野菜ならば、領民が沢山持ってきてくれますけど、それだけでは生きていくだけで精一杯でしょうね…」
ゼルゼディス様も頷いた。
「でしたら、商売をしてみたらどうでしょうか?」
「商売…ですか…?
しかし、売る物もありませんし…」
ゼルゼディス様は困惑気味に答えた。
「この卵焼きを売ったら良いと思いますわ!」
「え?
卵焼きを…?」
「えぇ、出来たての卵焼きを隣町で売ったら結構人気が出ると思いますの!」
私は張り切って言う。
「うーん…
しかし、出来たての食べ物を売るとなると、魔法簡易キッチンくらいは無いと…」
ゼルゼディス様が考え込む。
恐らく結婚式でお金を使った為に、もう貯金は無いはずだ。
「私の貯金がありますわ。」
私は言った。
「えぇ…!?
でも、それはあなたの大切な…」
「夫婦になったのですから、私の貯金はゼルゼディス様の物でもあるのです。
ぜひ、魔法簡易キッチンを買うのに使いましょうよ。」
私は言った。
「でも、あなたは最近化粧品も切らしてて…
いえ、素顔でも美しいですが。
着るワンピースもいつも同じだし…
それでも輝いてますが。
私の為にそこまで…」
ゼルゼディス様はさりげなく私を褒めているが…
「私にはもう化粧品も煌びやかなドレスも必要ありません。
それでも幸せなのですから。
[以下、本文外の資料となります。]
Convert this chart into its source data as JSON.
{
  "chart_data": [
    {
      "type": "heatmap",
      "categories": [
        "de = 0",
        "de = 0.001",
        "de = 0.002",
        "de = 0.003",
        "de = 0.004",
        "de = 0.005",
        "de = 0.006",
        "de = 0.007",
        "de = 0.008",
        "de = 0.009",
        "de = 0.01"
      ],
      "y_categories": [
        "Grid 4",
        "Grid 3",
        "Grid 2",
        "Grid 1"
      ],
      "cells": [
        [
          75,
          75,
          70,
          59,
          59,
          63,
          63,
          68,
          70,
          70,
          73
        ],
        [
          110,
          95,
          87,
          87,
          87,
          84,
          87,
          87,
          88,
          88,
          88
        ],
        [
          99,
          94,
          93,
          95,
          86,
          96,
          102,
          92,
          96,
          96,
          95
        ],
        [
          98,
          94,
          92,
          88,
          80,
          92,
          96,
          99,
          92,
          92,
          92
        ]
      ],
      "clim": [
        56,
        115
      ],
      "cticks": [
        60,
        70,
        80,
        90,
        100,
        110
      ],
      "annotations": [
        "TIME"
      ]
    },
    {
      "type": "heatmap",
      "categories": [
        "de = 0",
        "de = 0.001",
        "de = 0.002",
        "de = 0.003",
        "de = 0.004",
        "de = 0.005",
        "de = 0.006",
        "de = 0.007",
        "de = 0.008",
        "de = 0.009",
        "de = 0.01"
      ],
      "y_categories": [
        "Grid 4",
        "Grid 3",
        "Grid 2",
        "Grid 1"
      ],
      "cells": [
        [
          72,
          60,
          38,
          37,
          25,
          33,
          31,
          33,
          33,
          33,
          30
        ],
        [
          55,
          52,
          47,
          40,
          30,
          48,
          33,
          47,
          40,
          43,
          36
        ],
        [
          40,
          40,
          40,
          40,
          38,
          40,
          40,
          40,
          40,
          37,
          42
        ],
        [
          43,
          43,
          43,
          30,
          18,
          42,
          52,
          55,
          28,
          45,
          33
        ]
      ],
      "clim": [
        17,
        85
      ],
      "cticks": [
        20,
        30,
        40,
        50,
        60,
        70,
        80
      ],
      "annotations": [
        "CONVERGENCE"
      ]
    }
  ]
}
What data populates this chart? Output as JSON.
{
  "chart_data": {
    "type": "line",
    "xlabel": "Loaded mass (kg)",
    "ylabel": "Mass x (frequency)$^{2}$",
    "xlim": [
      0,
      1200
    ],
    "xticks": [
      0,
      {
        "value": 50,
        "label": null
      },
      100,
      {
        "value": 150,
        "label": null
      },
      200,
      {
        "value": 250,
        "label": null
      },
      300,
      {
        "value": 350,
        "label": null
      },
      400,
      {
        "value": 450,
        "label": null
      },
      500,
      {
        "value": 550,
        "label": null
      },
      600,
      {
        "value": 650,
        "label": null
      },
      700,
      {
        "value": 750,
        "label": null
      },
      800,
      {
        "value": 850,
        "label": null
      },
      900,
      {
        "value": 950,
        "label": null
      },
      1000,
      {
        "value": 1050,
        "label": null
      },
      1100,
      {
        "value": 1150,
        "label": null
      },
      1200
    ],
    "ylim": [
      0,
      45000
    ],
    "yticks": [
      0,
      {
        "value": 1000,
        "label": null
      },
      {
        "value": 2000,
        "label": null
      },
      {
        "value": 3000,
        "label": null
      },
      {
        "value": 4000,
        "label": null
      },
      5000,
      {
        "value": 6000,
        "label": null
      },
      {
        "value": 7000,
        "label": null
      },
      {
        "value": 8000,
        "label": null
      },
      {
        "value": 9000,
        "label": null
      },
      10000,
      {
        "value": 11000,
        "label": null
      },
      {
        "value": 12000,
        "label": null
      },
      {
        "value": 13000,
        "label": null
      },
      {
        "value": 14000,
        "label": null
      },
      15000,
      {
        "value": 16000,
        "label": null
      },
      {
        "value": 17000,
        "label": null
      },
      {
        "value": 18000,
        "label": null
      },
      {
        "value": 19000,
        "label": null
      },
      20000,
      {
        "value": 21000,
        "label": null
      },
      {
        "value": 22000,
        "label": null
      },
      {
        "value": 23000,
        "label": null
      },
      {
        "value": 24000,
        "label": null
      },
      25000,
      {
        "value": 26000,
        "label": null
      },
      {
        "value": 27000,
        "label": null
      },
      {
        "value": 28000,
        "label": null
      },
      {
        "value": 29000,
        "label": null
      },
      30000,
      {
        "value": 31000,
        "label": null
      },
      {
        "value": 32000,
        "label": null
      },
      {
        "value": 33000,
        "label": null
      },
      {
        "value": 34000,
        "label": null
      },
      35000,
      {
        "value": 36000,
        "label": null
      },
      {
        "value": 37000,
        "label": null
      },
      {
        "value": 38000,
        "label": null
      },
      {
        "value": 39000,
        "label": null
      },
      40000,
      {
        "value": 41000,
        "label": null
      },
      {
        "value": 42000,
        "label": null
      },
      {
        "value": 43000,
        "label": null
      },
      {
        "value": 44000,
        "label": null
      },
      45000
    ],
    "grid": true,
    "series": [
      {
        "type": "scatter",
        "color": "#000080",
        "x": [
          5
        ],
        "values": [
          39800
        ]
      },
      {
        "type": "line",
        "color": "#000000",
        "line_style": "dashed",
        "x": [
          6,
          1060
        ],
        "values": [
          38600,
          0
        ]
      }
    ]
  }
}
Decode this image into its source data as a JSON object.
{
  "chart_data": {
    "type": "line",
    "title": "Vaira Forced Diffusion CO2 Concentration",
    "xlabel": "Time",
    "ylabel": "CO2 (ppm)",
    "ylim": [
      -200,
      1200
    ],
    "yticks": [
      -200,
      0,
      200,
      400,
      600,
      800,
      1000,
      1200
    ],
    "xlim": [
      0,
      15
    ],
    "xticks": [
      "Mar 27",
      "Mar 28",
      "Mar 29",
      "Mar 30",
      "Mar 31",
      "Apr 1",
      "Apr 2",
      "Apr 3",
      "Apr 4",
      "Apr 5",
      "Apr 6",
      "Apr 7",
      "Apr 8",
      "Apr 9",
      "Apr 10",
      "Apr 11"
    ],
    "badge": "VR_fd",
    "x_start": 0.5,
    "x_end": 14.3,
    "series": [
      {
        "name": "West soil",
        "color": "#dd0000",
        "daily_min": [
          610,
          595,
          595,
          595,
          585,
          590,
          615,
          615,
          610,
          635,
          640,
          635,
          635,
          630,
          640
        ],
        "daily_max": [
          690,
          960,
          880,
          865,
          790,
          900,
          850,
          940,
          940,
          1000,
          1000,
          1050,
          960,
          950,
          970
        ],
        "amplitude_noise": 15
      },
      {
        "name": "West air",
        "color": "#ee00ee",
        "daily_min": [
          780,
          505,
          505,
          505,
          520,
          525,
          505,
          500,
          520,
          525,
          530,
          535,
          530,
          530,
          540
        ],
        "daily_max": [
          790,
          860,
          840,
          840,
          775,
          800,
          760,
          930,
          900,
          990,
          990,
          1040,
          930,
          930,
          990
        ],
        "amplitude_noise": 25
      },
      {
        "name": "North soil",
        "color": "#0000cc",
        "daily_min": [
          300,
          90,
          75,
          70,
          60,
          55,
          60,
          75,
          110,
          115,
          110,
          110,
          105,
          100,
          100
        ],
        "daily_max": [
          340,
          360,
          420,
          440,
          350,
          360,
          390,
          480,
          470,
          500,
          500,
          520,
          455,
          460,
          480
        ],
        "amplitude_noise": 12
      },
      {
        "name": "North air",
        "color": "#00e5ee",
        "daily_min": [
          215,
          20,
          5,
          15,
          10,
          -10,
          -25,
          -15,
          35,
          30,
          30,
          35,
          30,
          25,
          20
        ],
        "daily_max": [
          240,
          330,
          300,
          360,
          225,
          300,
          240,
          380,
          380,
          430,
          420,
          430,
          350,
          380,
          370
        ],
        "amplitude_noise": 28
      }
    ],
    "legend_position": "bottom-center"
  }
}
」
私は微笑み言った。
「エシャロット…」
何だかゼルゼディス様の瞳は潤んでいるようだ。
「早速、簡易キッチンを買いに行きましょう!
行きたく無いけど、王都に行かなくては…!」
私は食器を片付けながら、そう言った。
そうして、また馬車で王都サルベアに向かったのだった。
ゼルゼディス様が宮廷魔導士を辞めたのにも関わらず、頻繁に王都に行っている私たち…
まぁ、仕方ないか。
そんな事を思いながらも、2日後に王都サルベアに到着した。
魔道具屋さんに入り、魔法簡易キッチンを選んだ。
「1番安いので良いですよね?」
ゼルゼディス様はどうも根っからの貧乏性らしい。
「安いのはすぐに壊れますわよ。
この中間のお値段のにしましょう。
折りたたみ式だし、持ち運びも楽ですわ。」
という訳で、その魔法簡易キッチンを買った。
帰り際…
また、2日間あの馬車に揺られるのか…
そう思った。
私はどうも酔いやすい体質らしく、馬車はそんなに好きではなかった。
すると…
「ねぇ、エシャロット。
たまには空の旅を楽しみませんか?」
ゼルゼディス様はにっこりと笑ってそう言った。